Li’s history of the study abroad movement shows that Shanghai has long served as an entrepôt for ideas as well as goods. Students returning from Japan did much to destabilize the late Qing dynasty, to say nothing of later Communist leaders schooled in France and the USSR. Li covers well-trodden ground in discussing the surge of Chinese middle-class undergraduates studying in the US, as well as the graduate students in STEM fields that provoke so much concern in the US Congress. But Li’s background in Maoist China makes for especially interesting reading on the role of lawyers who studied in Western countries. The rule of law as Westerners conceive it represents a radical break with China’s legal history, one that may yet undermine the CCP’s legitimacy. But China’s newly educated middle class has gained more than a different perspective on politics; in Shanghai they have moved from demanding the basic consumer staples to seeking out cultural experiences.

Chinese artists have met that demand. In 2019, Shanghai’s total of 770 art galleries ranked third behind only New York and Paris, and well ahead of cities like London, Rome, and Amsterdam. Moreover, over 80 percent of the city’s 124 museums are privately owned. Art in China today represents an area of expression and exchange outside the Communist party. Like artists everywhere, they challenge many aspects of their society, including the commercialization of art and the potential for globalization to homogenize culture. But Chinese artists do not, and will not, conform to the neat dissident/propaganda dichotomy of Western imagination. In art, as in so many other areas, policymakers would do well to acknowledge China’s complicated realities instead of relying on ideology and assumptions.

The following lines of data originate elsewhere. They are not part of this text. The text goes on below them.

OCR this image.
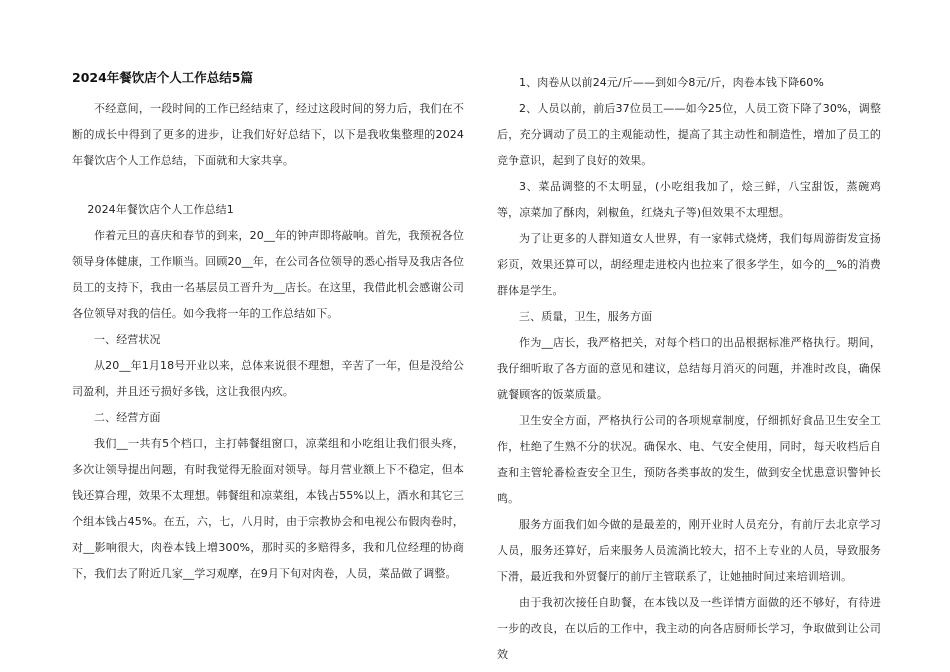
2024年餐饮店个人工作总结5篇

不经意间，一段时间的工作已经结束了，经过这段时间的努力后，我们在不断的成长中得到了更多的进步，让我们好好总结下，以下是我收集整理的2024年餐饮店个人工作总结，下面就和大家共享。

2024年餐饮店个人工作总结1

作着元旦的喜庆和春节的到来，20__年的钟声即将敲响。首先，我预祝各位领导身体健康，工作顺当。回顾20__年，在公司各位领导的悉心指导及我店各位员工的支持下，我由一名基层员工晋升为__店长。在这里，我借此机会感谢公司各位领导对我的信任。如今我将一年的工作总结如下。

一、经营状况

从20__年1月18号开业以来，总体来说很不理想，辛苦了一年，但是没给公司盈利，并且还亏损好多钱，这让我很内疚。

二、经营方面

我们__一共有5个档口，主打韩餐组窗口，凉菜组和小吃组让我们很头疼，多次让领导提出问题，有时我觉得无脸面对领导。每月营业额上下不稳定，但本钱还算合理，效果不太理想。韩餐组和凉菜组，本钱占55%以上，酒水和其它三个组本钱占45%。在五，六，七，八月时，由于宗教协会和电视公布假肉卷时，对__影响很大，肉卷本钱上增300%，那时买的多赔得多，我和几位经理的协商下，我们去了附近几家__学习观摩，在9月下旬对肉卷，人员，菜品做了调整。

1、肉卷从以前24元/斤——到如今8元/斤，肉卷本钱下降60%

2、人员以前，前后37位员工——如今25位，人员工资下降了30%，调整后，充分调动了员工的主观能动性，提高了其主动性和制造性，增加了员工的竞争意识，起到了良好的效果。

3、菜品调整的不太明显，(小吃组我加了，烩三鲜，八宝甜饭，蒸碗鸡等，凉菜加了酥肉，剁椒鱼，红烧丸子等)但效果不太理想。

为了让更多的人群知道女人世界，有一家韩式烧烤，我们每周游街发宣扬彩页，效果还算可以，胡经理走进校内也拉来了很多学生，如今的__%的消费群体是学生。

三、质量，卫生，服务方面

作为__店长，我严格把关，对每个档口的出品根据标准严格执行。期间，我仔细听取了各方面的意见和建议，总结每月消灭的问题，并准时改良，确保就餐顾客的饭菜质量。

卫生安全方面，严格执行公司的各项规章制度，仔细抓好食品卫生安全工作，杜绝了生熟不分的状况。确保水、电、气安全使用，同时，每天收档后自查和主管轮番检查安全卫生，预防各类事故的发生，做到安全忧患意识警钟长鸣。

服务方面我们如今做的是最差的，刚开业时人员充分，有前厅去北京学习人员，服务还算好，后来服务人员流淌比较大，招不上专业的人员，导致服务下滑，最近我和外贸餐厅的前厅主管联系了，让她抽时间过来培训培训。

由于我初次接任自助餐，在本钱以及一些详情方面做的还不够好，有待进一步的改良，在以后的工作中，我主动的向各店厨师长学习，争取做到让公司效
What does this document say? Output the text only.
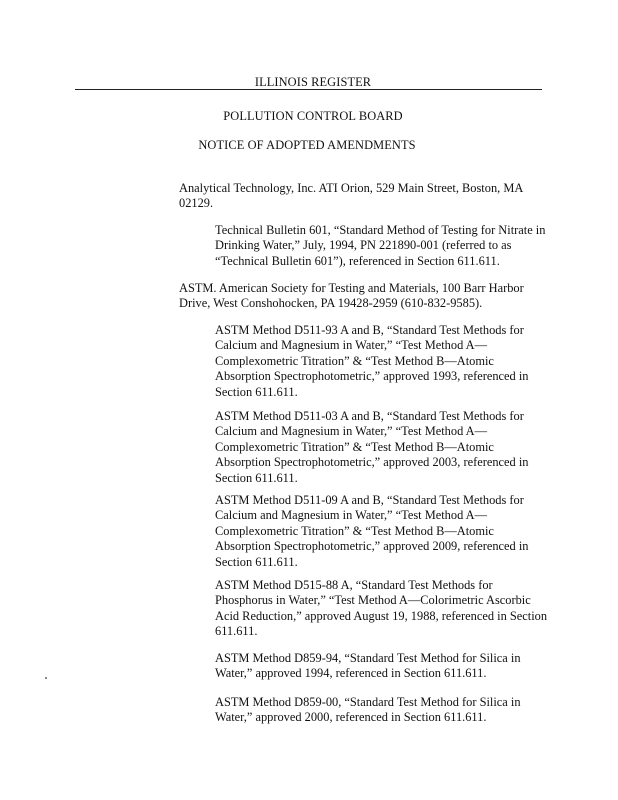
ILLINOIS REGISTER
POLLUTION CONTROL BOARD
NOTICE OF ADOPTED AMENDMENTS

Analytical Technology, Inc. ATI Orion, 529 Main Street, Boston, MA 02129.

Technical Bulletin 601, “Standard Method of Testing for Nitrate in Drinking Water,” July, 1994, PN 221890-001 (referred to as “Technical Bulletin 601”), referenced in Section 611.611.

ASTM. American Society for Testing and Materials, 100 Barr Harbor Drive, West Conshohocken, PA 19428-2959 (610-832-9585).

ASTM Method D511-93 A and B, “Standard Test Methods for Calcium and Magnesium in Water,” “Test Method A—Complexometric Titration” & “Test Method B—Atomic Absorption Spectrophotometric,” approved 1993, referenced in Section 611.611.

ASTM Method D511-03 A and B, “Standard Test Methods for Calcium and Magnesium in Water,” “Test Method A—Complexometric Titration” & “Test Method B—Atomic Absorption Spectrophotometric,” approved 2003, referenced in Section 611.611.

ASTM Method D511-09 A and B, “Standard Test Methods for Calcium and Magnesium in Water,” “Test Method A—Complexometric Titration” & “Test Method B—Atomic Absorption Spectrophotometric,” approved 2009, referenced in Section 611.611.

ASTM Method D515-88 A, “Standard Test Methods for Phosphorus in Water,” “Test Method A—Colorimetric Ascorbic Acid Reduction,” approved August 19, 1988, referenced in Section 611.611.

ASTM Method D859-94, “Standard Test Method for Silica in Water,” approved 1994, referenced in Section 611.611.

ASTM Method D859-00, “Standard Test Method for Silica in Water,” approved 2000, referenced in Section 611.611.
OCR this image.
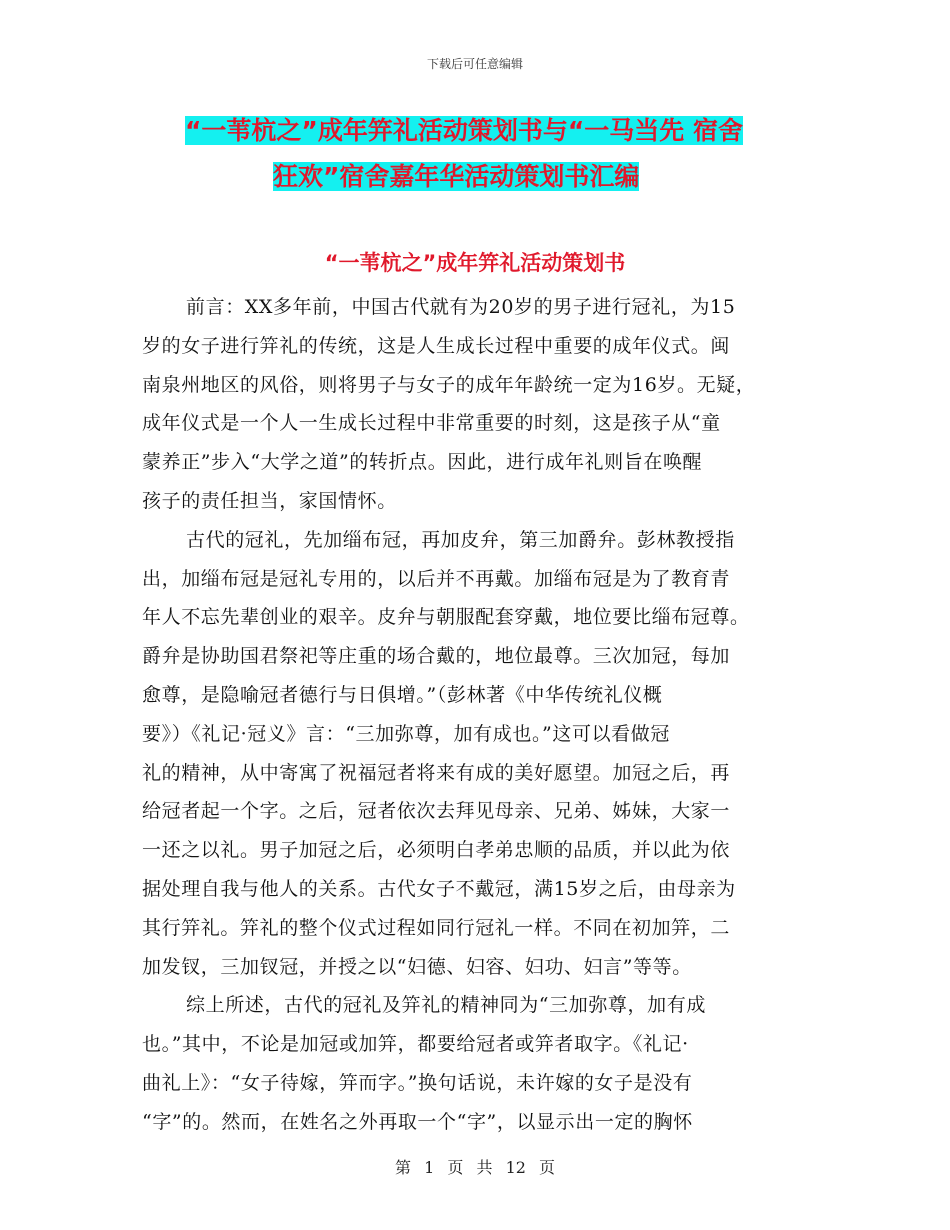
下载后可任意编辑
“一苇杭之”成年笄礼活动策划书与“一马当先 宿舍
狂欢”宿舍嘉年华活动策划书汇编
“一苇杭之”成年笄礼活动策划书
前言：XX多年前，中国古代就有为20岁的男子进行冠礼，为15
岁的女子进行笄礼的传统，这是人生成长过程中重要的成年仪式。闽
南泉州地区的风俗，则将男子与女子的成年年龄统一定为16岁。无疑，
成年仪式是一个人一生成长过程中非常重要的时刻，这是孩子从“童
蒙养正”步入“大学之道”的转折点。因此，进行成年礼则旨在唤醒
孩子的责任担当，家国情怀。
古代的冠礼，先加缁布冠，再加皮弁，第三加爵弁。彭林教授指
出，加缁布冠是冠礼专用的，以后并不再戴。加缁布冠是为了教育青
年人不忘先辈创业的艰辛。皮弁与朝服配套穿戴，地位要比缁布冠尊。
爵弁是协助国君祭祀等庄重的场合戴的，地位最尊。三次加冠，每加
愈尊，是隐喻冠者德行与日俱增。”（彭林著《中华传统礼仪概
要》）《礼记·冠义》言：“三加弥尊，加有成也。”这可以看做冠
礼的精神，从中寄寓了祝福冠者将来有成的美好愿望。加冠之后，再
给冠者起一个字。之后，冠者依次去拜见母亲、兄弟、姊妹，大家一
一还之以礼。男子加冠之后，必须明白孝弟忠顺的品质，并以此为依
据处理自我与他人的关系。古代女子不戴冠，满15岁之后，由母亲为
其行笄礼。笄礼的整个仪式过程如同行冠礼一样。不同在初加笄，二
加发钗，三加钗冠，并授之以“妇德、妇容、妇功、妇言”等等。
综上所述，古代的冠礼及笄礼的精神同为“三加弥尊，加有成
也。”其中，不论是加冠或加笄，都要给冠者或笄者取字。《礼记·
曲礼上》：“女子待嫁，笄而字。”换句话说，未许嫁的女子是没有
“字”的。然而，在姓名之外再取一个“字”，以显示出一定的胸怀
第 1 页 共 12 页
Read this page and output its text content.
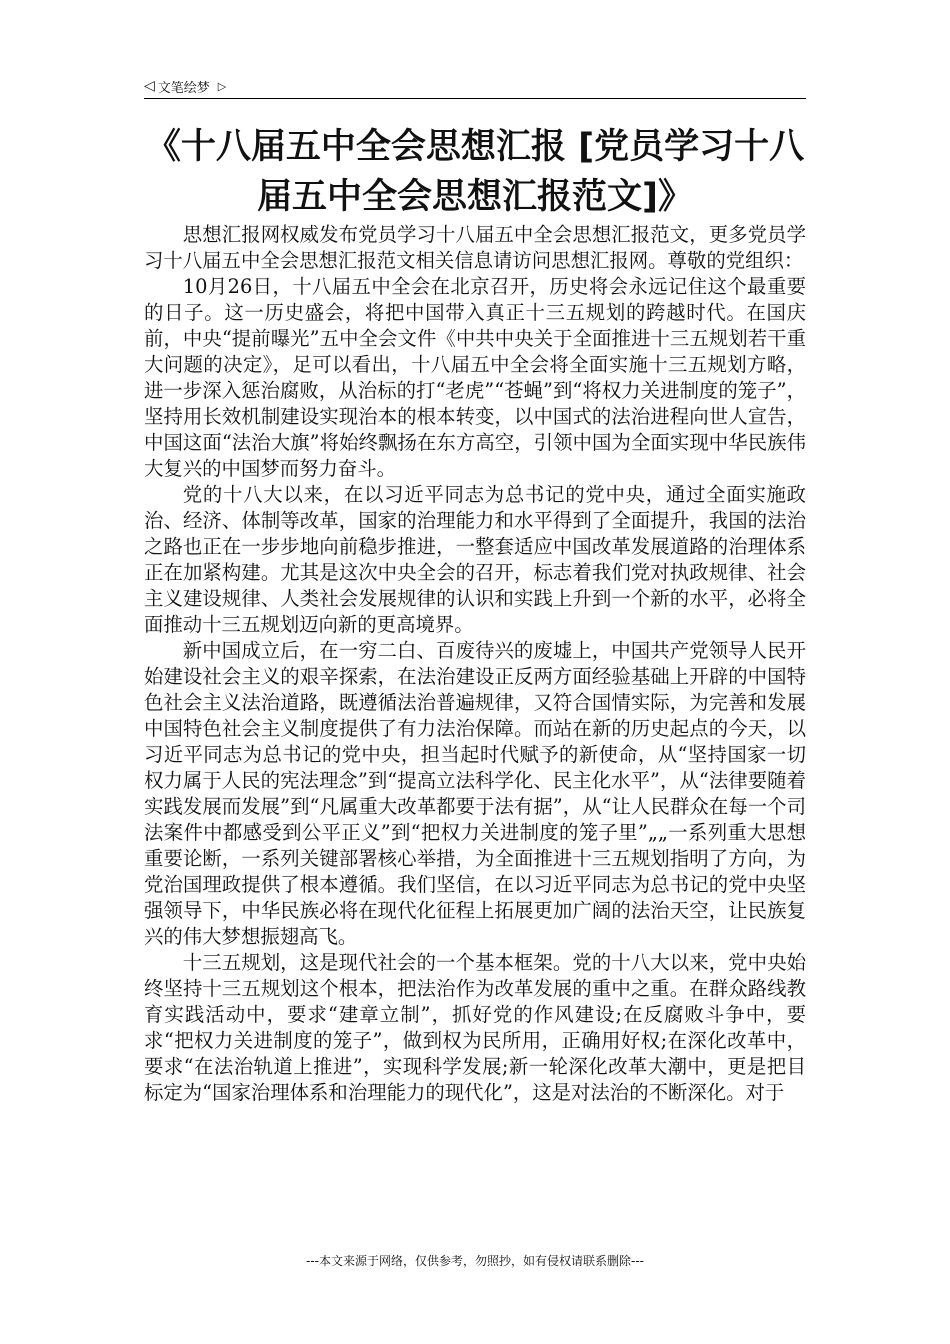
◁ 文笔绘梦 ▷
《十八届五中全会思想汇报 [党员学习十八届五中全会思想汇报范文]》

思想汇报网权威发布党员学习十八届五中全会思想汇报范文，更多党员学习十八届五中全会思想汇报范文相关信息请访问思想汇报网。尊敬的党组织：

10月26日，十八届五中全会在北京召开，历史将会永远记住这个最重要的日子。这一历史盛会，将把中国带入真正十三五规划的跨越时代。在国庆前，中央“提前曝光”五中全会文件《中共中央关于全面推进十三五规划若干重大问题的决定》，足可以看出，十八届五中全会将全面实施十三五规划方略，进一步深入惩治腐败，从治标的打“老虎”“苍蝇”到“将权力关进制度的笼子”，坚持用长效机制建设实现治本的根本转变，以中国式的法治进程向世人宣告，中国这面“法治大旗”将始终飘扬在东方高空，引领中国为全面实现中华民族伟大复兴的中国梦而努力奋斗。

党的十八大以来，在以习近平同志为总书记的党中央，通过全面实施政治、经济、体制等改革，国家的治理能力和水平得到了全面提升，我国的法治之路也正在一步步地向前稳步推进，一整套适应中国改革发展道路的治理体系正在加紧构建。尤其是这次中央全会的召开，标志着我们党对执政规律、社会主义建设规律、人类社会发展规律的认识和实践上升到一个新的水平，必将全面推动十三五规划迈向新的更高境界。

新中国成立后，在一穷二白、百废待兴的废墟上，中国共产党领导人民开始建设社会主义的艰辛探索，在法治建设正反两方面经验基础上开辟的中国特色社会主义法治道路，既遵循法治普遍规律，又符合国情实际，为完善和发展中国特色社会主义制度提供了有力法治保障。而站在新的历史起点的今天，以习近平同志为总书记的党中央，担当起时代赋予的新使命，从“坚持国家一切权力属于人民的宪法理念”到“提高立法科学化、民主化水平”，从“法律要随着实践发展而发展”到“凡属重大改革都要于法有据”，从“让人民群众在每一个司法案件中都感受到公平正义”到“把权力关进制度的笼子里”„„一系列重大思想重要论断，一系列关键部署核心举措，为全面推进十三五规划指明了方向，为党治国理政提供了根本遵循。我们坚信，在以习近平同志为总书记的党中央坚强领导下，中华民族必将在现代化征程上拓展更加广阔的法治天空，让民族复兴的伟大梦想振翅高飞。

十三五规划，这是现代社会的一个基本框架。党的十八大以来，党中央始终坚持十三五规划这个根本，把法治作为改革发展的重中之重。在群众路线教育实践活动中，要求“建章立制”，抓好党的作风建设;在反腐败斗争中，要求“把权力关进制度的笼子”，做到权为民所用，正确用好权;在深化改革中，要求“在法治轨道上推进”，实现科学发展;新一轮深化改革大潮中，更是把目标定为“国家治理体系和治理能力的现代化”，这是对法治的不断深化。对于

---本文来源于网络，仅供参考，勿照抄，如有侵权请联系删除---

Recent years have seen a rash of articles on the alleged “Thucydides Trap” driving conflict between the ruling hegemon and rising power. But simplistic references to Athens and Sparta overlook something vital to Thucydidies: at every step, parties on both sides stressed the vagaries of human events and the potential for military action to end in disaster. Voices of moderation and restraint were often present; the wisdom to heed them was not. In the closing chapter, this book echoes those voices of caution. Shanghai is once again in the vanguard of Chinese culture and politics, pulling the rest of the country towards a more open and pluralistic society. But that new China may only arrive if governments on both sides of the Pacific resist calls for force, isolation, and mercantilism. In light of the alternatives, we should all hope they succeed.


A former US Marine and Iraq war veteran, Dr James Herndon worked in Udaipur, India while completing his PhD in Economics. He currently works as a consultant in Birmingham, Alabama.